À l'été 1945, au lendemain de la Seconde Guerre mondiale, une nouvelle ère géopolitique s'ouvre. Le 26 juin, à San Francisco, cinquante nations signent la charte fondatrice de l’Organisation des Nations unies (ONU), marquant la fin de la Société des Nations (SDN) et la naissance d’un nouvel ordre mondial. Ce moment historique reflète la volonté des Alliés de pérenniser leur coopération militaire sous une forme politique et diplomatique.

L’initiative est portée par le président américain Franklin D. Roosevelt, qui rêvait d’un gouvernement mondial sous la direction des États-Unis. L’ONU devient ainsi l’un des piliers de ce nouvel ordre, aux côtés de la Banque mondiale et du Fonds monétaire international (FMI), deux institutions qui visent à stabiliser l’économie mondiale.

La conférence de San Francisco débute le 25 avril 1945, alors même que l’Allemagne nazie est sur le point de capituler. Elle réunit une diversité impressionnante de pays: toutes les Amériques, presque toute l’Europe (hors puissances vaincues comme l’Allemagne et l’Italie), les dominions britanniques, l’URSS avec deux de ses républiques fédérées (Ukraine et Biélorussie), les États indépendants d’Afrique et d’Asie, à l’exception notable du Japon encore en guerre. Au total, 3 500 participants, dont diplomates, journalistes et représentants d’organisations non gouvernementales, assistent à l’événement. Seuls les États-Unis ont l’infrastructure et la stabilité pour accueillir une telle conférence – d'où le choix de San Francisco.

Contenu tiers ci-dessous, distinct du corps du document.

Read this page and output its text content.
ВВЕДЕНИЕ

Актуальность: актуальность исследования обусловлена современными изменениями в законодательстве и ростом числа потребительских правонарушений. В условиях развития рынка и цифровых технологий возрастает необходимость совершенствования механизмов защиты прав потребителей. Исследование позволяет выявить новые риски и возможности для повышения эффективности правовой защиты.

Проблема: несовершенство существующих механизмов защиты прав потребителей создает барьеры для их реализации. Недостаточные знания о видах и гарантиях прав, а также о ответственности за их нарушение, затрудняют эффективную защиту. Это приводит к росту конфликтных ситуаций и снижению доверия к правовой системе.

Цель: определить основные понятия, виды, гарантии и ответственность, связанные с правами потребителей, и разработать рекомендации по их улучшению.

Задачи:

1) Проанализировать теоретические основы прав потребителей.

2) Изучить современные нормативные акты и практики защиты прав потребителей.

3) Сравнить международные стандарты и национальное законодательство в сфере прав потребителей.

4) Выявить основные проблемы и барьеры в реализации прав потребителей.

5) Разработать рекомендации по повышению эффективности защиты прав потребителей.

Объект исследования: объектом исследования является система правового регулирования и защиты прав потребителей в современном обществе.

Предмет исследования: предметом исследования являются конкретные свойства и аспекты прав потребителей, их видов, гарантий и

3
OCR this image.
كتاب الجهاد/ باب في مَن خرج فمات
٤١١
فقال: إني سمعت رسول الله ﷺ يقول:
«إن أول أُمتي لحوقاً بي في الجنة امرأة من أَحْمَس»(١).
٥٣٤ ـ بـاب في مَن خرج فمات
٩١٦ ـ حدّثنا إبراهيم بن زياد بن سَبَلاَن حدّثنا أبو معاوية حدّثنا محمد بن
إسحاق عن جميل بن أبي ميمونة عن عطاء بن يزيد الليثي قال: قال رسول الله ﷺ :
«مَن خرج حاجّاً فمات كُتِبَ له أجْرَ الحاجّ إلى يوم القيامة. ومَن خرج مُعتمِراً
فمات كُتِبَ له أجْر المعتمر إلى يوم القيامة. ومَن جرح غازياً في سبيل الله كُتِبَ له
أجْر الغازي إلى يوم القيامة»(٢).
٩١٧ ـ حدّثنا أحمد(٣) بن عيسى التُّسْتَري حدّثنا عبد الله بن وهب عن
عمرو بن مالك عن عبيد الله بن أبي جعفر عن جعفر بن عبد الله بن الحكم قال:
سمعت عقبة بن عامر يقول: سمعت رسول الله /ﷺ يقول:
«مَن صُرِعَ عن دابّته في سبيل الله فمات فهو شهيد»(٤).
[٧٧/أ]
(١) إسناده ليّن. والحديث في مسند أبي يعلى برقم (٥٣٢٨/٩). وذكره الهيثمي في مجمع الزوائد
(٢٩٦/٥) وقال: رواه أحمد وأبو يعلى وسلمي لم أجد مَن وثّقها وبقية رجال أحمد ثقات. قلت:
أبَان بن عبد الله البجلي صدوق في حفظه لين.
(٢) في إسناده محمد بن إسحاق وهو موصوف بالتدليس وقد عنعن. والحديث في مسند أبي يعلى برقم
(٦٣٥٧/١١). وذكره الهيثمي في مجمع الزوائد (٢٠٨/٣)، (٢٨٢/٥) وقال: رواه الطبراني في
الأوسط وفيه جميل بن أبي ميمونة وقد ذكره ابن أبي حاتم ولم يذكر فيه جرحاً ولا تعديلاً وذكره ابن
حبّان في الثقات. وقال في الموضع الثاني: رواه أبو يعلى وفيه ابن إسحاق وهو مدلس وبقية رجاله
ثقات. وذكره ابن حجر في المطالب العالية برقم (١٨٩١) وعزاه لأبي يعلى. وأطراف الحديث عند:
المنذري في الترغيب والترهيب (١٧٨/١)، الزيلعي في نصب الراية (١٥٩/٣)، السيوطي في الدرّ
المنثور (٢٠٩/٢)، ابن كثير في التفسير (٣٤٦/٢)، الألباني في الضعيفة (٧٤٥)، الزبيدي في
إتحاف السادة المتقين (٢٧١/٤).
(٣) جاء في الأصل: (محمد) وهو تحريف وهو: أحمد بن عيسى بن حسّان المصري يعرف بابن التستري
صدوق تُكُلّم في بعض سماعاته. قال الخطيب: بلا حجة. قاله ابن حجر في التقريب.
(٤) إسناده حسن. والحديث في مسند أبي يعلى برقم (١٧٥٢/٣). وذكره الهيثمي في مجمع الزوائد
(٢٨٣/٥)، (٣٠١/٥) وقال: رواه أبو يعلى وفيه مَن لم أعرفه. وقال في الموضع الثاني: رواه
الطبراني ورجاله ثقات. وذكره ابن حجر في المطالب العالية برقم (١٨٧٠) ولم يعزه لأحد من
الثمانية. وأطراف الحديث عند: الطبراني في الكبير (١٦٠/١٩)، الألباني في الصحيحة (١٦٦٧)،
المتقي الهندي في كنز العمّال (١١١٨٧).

Derrière l’apparat floral et l’atmosphère détendue décrite par des témoins comme l’écrivain E. B. White, la conférence cache des enjeux politiques majeurs. Le monde bascule dans une configuration dominée par la puissance économique et militaire américaine. En 1945, les États-Unis représentent à eux seuls 59 % du produit national brut (PNB) mondial, bien loin devant l’URSS et le Royaume-Uni, pourtant eux aussi vainqueurs. L’Europe continentale est exsangue : l’économie française a chuté de 46 %, celle de l’Allemagne de 40 %, et celle du Japon de 57 %.

L’idée de « Nations unies » émerge dès 1942, lorsque les Alliés formalisent leur union face à l’Axe. Ce terme désigne d’abord l’alliance militaire, mais très vite, les ambitions s’élargissent : il s’agit d’élaborer un cadre institutionnel mondial fondé sur la paix, la justice et les droits humains – à l’opposé de l’idéologie totalitaire nazie. Des textes fondateurs, comme la Charte de l’Atlantique (août 1941) ou la déclaration de Saint-James (juin 1941), avaient déjà posé les bases morales et politiques de cette vision. Ces principes sont progressivement précisés lors des sommets de Moscou, Téhéran, Yalta et Potsdam.

Les discussions concrètes pour structurer cette future organisation ont lieu à Dumbarton Oaks, à Washington, entre août et octobre 1944. Là, les diplomates américains, soviétiques et britanniques conçoivent la structure de l’ONU, prévoyant une Assemblée générale et un Conseil de sécurité dominé par cinq membres permanents (États-Unis, URSS, Royaume-Uni, Chine, et – après négociations – la France). Chaque membre permanent y détient un droit de veto, garantissant l’équilibre des forces. La France, d'abord écartée, parvient à se réintégrer dans le jeu diplomatique grâce à l'habileté de ses représentants, notamment Georges Bidault et René Cassin.

Roosevelt imagine une ONU placée sous l'influence des États-Unis, garante d’une paix mondiale régulée. Staline y voit un outil pour défendre les intérêts soviétiques et accroître son poids. Churchill, lui, cherche à maintenir le rang de l’Empire britannique dans le monde d’après-guerre. Chacun défend ses intérêts, mais tous veulent éviter une nouvelle guerre mondiale.

La conférence de San Francisco n’est pas une simple formalité : les négociations y sont vives. La structure de l’ONU est finalement acceptée, mais elle contient déjà les germes de la future guerre froide. Dès 1946, l’URSS se replie et bloque certaines initiatives, réduisant l’ONU à un rôle proche de celui de la SDN. Toutefois, les Occidentaux relancent l’ordre multilatéral par d’autres moyens : Banque mondiale, FMI, OCDE, GATT, puis l’OTAN. Ces institutions, nées de la même dynamique, vont assurer la reconstruction de l’Europe et l’hégémonie américaine pendant plusieurs décennies.

Quant à l’ONU, elle fixe son siège à New York, symbole éclatant de la suprématie américaine. Malgré ses limites, elle demeure l’un des cadres les plus durables du dialogue international.